Обедали на кухне; то и дело отгоняя полотенцем невыносимо стонущего возле ног кота, тетя Глаша говорила:
– Нет, налила ему в блюдце – не желает. На стол норовит… Четвертого дня майора ихнего в пятую палату привезли. Этого важного, знаешь? Градусникова… Термометрова… Фамилия какая-то такая больничная. Сердце. Поволновался шибко, говорят. У военных все так: то, се, туда, сюда. Одни волнения. Да отстань ты, пес шелудивый!..

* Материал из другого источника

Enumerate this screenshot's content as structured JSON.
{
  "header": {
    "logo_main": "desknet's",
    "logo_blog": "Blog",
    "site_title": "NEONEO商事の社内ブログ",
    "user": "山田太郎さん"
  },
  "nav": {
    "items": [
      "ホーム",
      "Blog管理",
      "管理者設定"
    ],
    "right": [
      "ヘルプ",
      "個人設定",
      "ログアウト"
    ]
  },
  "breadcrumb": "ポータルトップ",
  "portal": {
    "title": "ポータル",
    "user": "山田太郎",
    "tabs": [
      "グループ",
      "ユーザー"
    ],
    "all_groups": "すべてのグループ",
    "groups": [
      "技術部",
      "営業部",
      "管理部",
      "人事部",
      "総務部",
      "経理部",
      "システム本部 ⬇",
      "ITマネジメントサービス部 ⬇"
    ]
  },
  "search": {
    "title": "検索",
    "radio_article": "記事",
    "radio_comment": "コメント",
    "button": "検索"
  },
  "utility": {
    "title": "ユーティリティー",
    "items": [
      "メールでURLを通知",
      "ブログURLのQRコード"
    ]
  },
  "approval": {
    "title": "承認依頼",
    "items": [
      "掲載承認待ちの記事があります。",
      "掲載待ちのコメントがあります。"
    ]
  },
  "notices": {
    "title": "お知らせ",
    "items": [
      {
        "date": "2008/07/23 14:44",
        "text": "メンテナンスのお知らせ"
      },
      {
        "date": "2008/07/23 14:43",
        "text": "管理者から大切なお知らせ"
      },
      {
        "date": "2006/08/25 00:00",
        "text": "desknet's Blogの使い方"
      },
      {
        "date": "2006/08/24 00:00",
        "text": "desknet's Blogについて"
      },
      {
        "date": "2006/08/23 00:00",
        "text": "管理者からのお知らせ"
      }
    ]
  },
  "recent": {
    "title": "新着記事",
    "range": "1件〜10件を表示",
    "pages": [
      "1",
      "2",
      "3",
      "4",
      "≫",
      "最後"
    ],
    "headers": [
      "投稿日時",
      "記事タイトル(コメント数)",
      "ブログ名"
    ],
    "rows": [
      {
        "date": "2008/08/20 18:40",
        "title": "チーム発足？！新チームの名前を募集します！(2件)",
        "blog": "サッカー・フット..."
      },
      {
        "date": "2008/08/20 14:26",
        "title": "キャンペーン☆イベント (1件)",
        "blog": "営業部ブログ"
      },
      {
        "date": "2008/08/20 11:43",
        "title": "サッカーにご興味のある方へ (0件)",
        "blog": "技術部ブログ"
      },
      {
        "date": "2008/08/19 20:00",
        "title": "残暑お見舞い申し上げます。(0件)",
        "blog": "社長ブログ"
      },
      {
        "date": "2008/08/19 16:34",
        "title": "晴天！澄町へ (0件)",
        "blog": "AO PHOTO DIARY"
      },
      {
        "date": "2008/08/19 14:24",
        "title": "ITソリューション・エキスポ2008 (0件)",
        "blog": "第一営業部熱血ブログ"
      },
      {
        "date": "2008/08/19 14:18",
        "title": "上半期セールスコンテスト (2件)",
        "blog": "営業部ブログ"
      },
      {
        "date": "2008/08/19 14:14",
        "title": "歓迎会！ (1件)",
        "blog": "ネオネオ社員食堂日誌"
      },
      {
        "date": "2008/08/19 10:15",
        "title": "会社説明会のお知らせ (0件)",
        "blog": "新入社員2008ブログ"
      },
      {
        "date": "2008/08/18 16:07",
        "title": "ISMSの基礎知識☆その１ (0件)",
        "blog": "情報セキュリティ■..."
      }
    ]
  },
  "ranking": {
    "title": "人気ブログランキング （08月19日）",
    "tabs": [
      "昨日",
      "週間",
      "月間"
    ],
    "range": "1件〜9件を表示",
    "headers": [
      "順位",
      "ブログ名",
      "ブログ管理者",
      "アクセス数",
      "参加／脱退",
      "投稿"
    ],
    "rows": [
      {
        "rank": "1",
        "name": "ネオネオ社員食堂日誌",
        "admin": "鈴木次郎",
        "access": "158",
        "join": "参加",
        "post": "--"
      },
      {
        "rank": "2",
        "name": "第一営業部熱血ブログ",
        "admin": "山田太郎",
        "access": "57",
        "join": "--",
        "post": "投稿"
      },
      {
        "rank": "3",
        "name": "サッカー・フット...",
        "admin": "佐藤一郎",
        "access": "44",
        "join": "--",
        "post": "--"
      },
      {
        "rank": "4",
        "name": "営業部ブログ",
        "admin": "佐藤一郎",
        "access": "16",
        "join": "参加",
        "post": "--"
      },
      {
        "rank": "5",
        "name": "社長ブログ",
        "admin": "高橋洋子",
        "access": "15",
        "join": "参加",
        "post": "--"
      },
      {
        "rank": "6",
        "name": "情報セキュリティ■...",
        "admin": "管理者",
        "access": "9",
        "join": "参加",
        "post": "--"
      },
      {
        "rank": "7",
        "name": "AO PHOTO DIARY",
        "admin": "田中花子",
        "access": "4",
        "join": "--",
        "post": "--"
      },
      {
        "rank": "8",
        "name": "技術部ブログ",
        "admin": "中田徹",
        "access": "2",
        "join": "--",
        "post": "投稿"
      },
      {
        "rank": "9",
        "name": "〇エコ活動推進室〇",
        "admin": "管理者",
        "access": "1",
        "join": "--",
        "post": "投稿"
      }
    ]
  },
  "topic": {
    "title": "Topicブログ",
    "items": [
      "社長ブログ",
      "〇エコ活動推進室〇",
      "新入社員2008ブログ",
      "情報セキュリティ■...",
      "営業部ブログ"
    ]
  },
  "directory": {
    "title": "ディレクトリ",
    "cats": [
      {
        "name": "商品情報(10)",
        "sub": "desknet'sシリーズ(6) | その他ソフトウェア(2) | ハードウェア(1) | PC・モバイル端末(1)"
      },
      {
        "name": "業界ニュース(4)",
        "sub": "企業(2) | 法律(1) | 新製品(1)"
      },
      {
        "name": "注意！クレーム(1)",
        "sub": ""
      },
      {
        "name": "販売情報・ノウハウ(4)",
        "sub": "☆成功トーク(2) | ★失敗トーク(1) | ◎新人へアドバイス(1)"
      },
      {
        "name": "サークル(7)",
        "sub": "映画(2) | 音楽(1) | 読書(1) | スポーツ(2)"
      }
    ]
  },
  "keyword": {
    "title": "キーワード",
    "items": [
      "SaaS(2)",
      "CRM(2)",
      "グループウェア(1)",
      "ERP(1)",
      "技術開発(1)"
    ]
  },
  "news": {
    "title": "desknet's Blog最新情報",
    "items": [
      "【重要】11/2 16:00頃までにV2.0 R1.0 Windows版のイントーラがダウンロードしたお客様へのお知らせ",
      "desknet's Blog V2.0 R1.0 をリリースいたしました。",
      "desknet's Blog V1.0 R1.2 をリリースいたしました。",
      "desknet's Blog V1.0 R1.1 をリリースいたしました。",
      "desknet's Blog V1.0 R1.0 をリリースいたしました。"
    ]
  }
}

Она подтащила кота к блюдцу под столом, однако тот усиленно стал упираться всеми четырьмя лапами и, ткнувшись усатой своей мордой в суп, фыркнул и обиженно заорал на всю кухню протяжным скандальным голосом. Валя усмехнулась, тетя Глаша продолжала:
– А когда этот важный майор, значит, очнулся, то начал: почему подушки не мягкие, одеяла колючие, почему жарко в палате? А вентиляция как раз открыта. Чуть не сцепилась с ним, не наговорила всякого, а самою в дрожь прямо бросило; вроде ребенок какой…
– Короче говоря – капризный больной?
– Что? – спросила тетя Глаша и вытерла красное лицо передником. – Нет, надо уходить из госпиталя. Портится у меня характер.
После обеда Валя ушла к себе с решением позвонить в училище, в канцелярию первого дивизиона, где могли ее соединить с братом, и одновременно она с ожиданием думала: если вернулся весь дивизион, то и Алексей должен быть в городе и должен позвонить ей сегодня же… Тетя Глаша зазвенела посудой на кухне, включила радио, заведя дома привычку не пропускать ни одной передачи для домашних хозяек, даже о том, «что такое дождь». Валя набирала номер дивизиона, а радио гремело в двух местах – на кухне и в комнате брата, – звучала песенка об отвергнутой любви девушки-доярки с потухшими задорными звездочками в глазах, о неприступном, бравом парне-гармонисте – просто невыносимо было слушать эту назойливую и несносную чепуху!
В дверь поскребли, потом, надавив на нее, не без ехидства поглядывая на Валю, в комнату втиснулся Разнесчастный; он стал облизываться так, что языком доставал до глаз; глаза же его при этом со злорадным торжеством сияли: что-то выклянчил на кухне. Телефон в дивизионе не отвечал, а в это время, задрав хвост, видимо, хвастаясь своей победой, кот прошелся по комнате, и Валя положила трубку, села на диван, сказала, похлопав себя по коленям:
– Ах ты обжора, господи! Ну прыгай на колени, дурак ты мой глупый, усатище-тараканище! Ложись и мурлыкай. И будем ждать телефонный звонок. Нам должны сегодня позвонить, ты понял это?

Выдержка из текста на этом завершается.